1. “Non c’è via di salvezza, nel quadro dell’ordine esistente, per le vittime del cannibalismo imperialistico”, Il programma comunista, n.17/1970. [back]

2. “La solita babele del Medio Oriente”, Il programma comunista, n.12/1965. [back]

3. Idem. [back]

4. “Non vi sarà pace né nel Medio Oriente, né altrove, finché regna sovrano dovunque il capitale” , Il programma comunista, n.11/1967. [back]

5. “L’imperialismo gangster del dollaro aggredisce la rivoluzione araba”, Il programma comunista, n.14/1958. [back]

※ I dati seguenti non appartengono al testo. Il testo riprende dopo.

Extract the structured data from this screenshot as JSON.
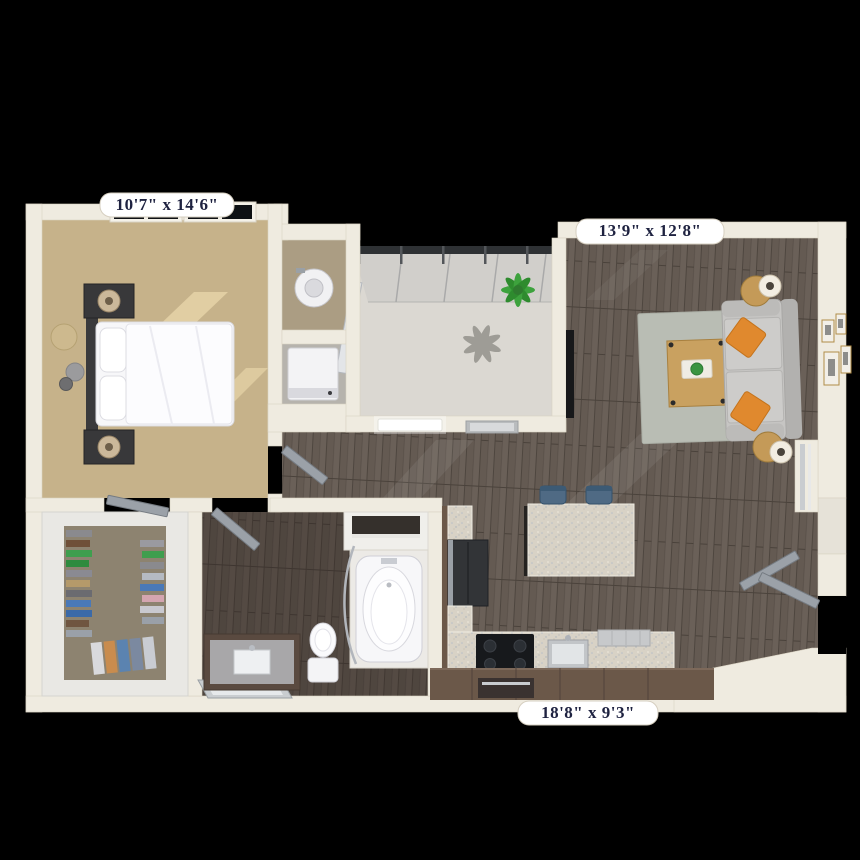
{
  "scene": {
    "description": "3D rendered one-bedroom apartment floor plan, top-down view on black background"
  },
  "labels": {
    "bedroom": "10'7\" x 14'6\"",
    "living_room": "13'9\" x 12'8\"",
    "kitchen_living": "18'8\" x 9'3\""
  },
  "colors": {
    "background": "#000000",
    "walls": "#efebe0",
    "label_pill": "#ffffff",
    "label_text": "#1e2240",
    "bedroom_carpet": "#c6b28a",
    "wood_floor": "#6a6058",
    "balcony_concrete": "#dbd8d2",
    "granite_counter": "#d8d2c6",
    "cabinet_brown": "#6b5849",
    "sofa_gray": "#c6c5c3",
    "pillow_orange": "#e0892e",
    "stool_blue": "#4f6a84",
    "door_gray": "#9ba1a8",
    "plant_green": "#3da23d",
    "rug_gray": "#b9bdb4",
    "closet_carpet": "#8d8370"
  }
}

6. “Medio Oriente e Algeria. L’ipocrita piratesco regno della coesistenza pacifica”, Il programma comunista, n.16/1958. [back]

7. “Il nostro messaggio ai proletari palestinesi”, Il programma comunista, n.2/1988. [back]

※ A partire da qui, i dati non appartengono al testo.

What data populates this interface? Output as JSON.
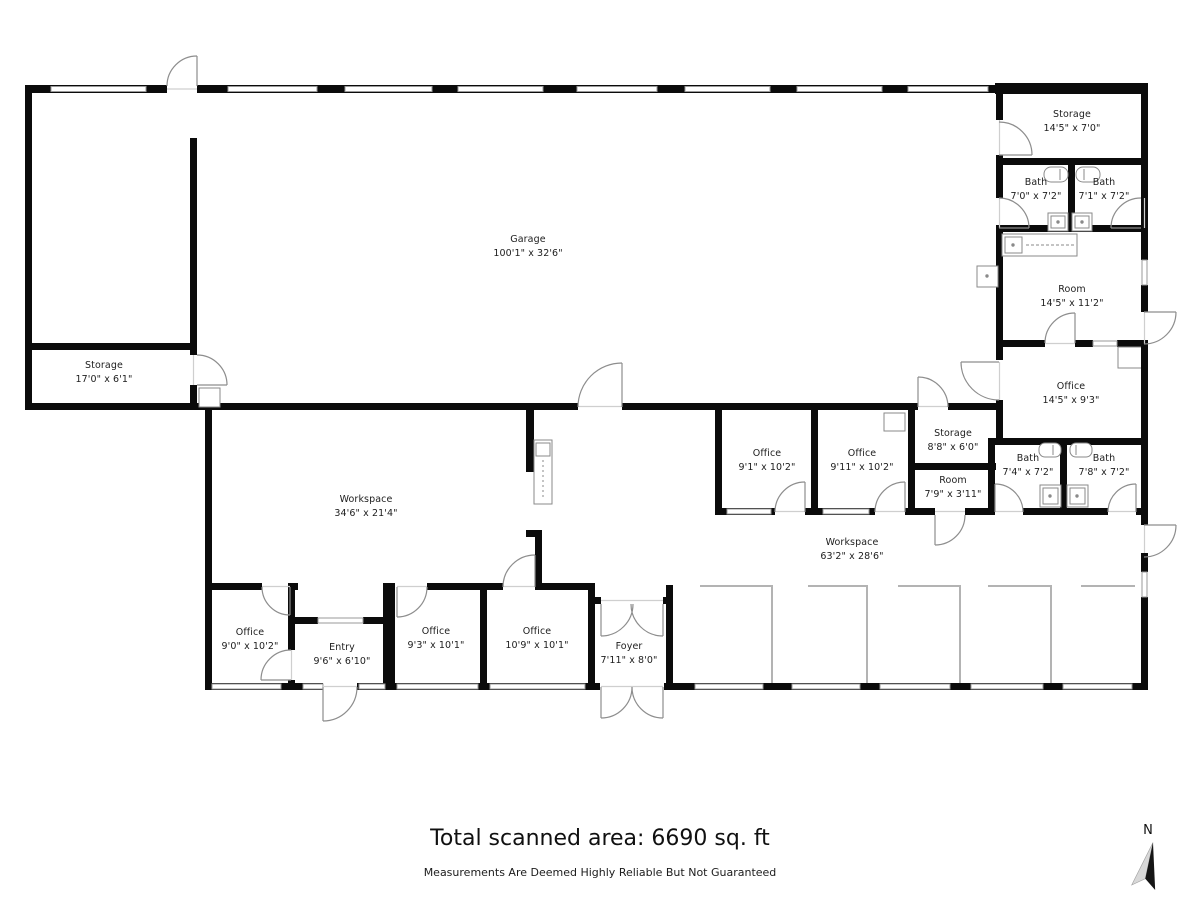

8 Cfr. “La guerra isarelo-palestinese. Solo aggressori, nelle guerre dell’imperialismo. L’unico, vero aggredito è sempre il proletariato”, Il programma comunista, n.4/2006. [back]

9 “Non c’è via di salvezza, nel quadro dell’ordine esistente, per le vittime del cannibalismo imperialistico”, Il programma comunista, n.17/1970.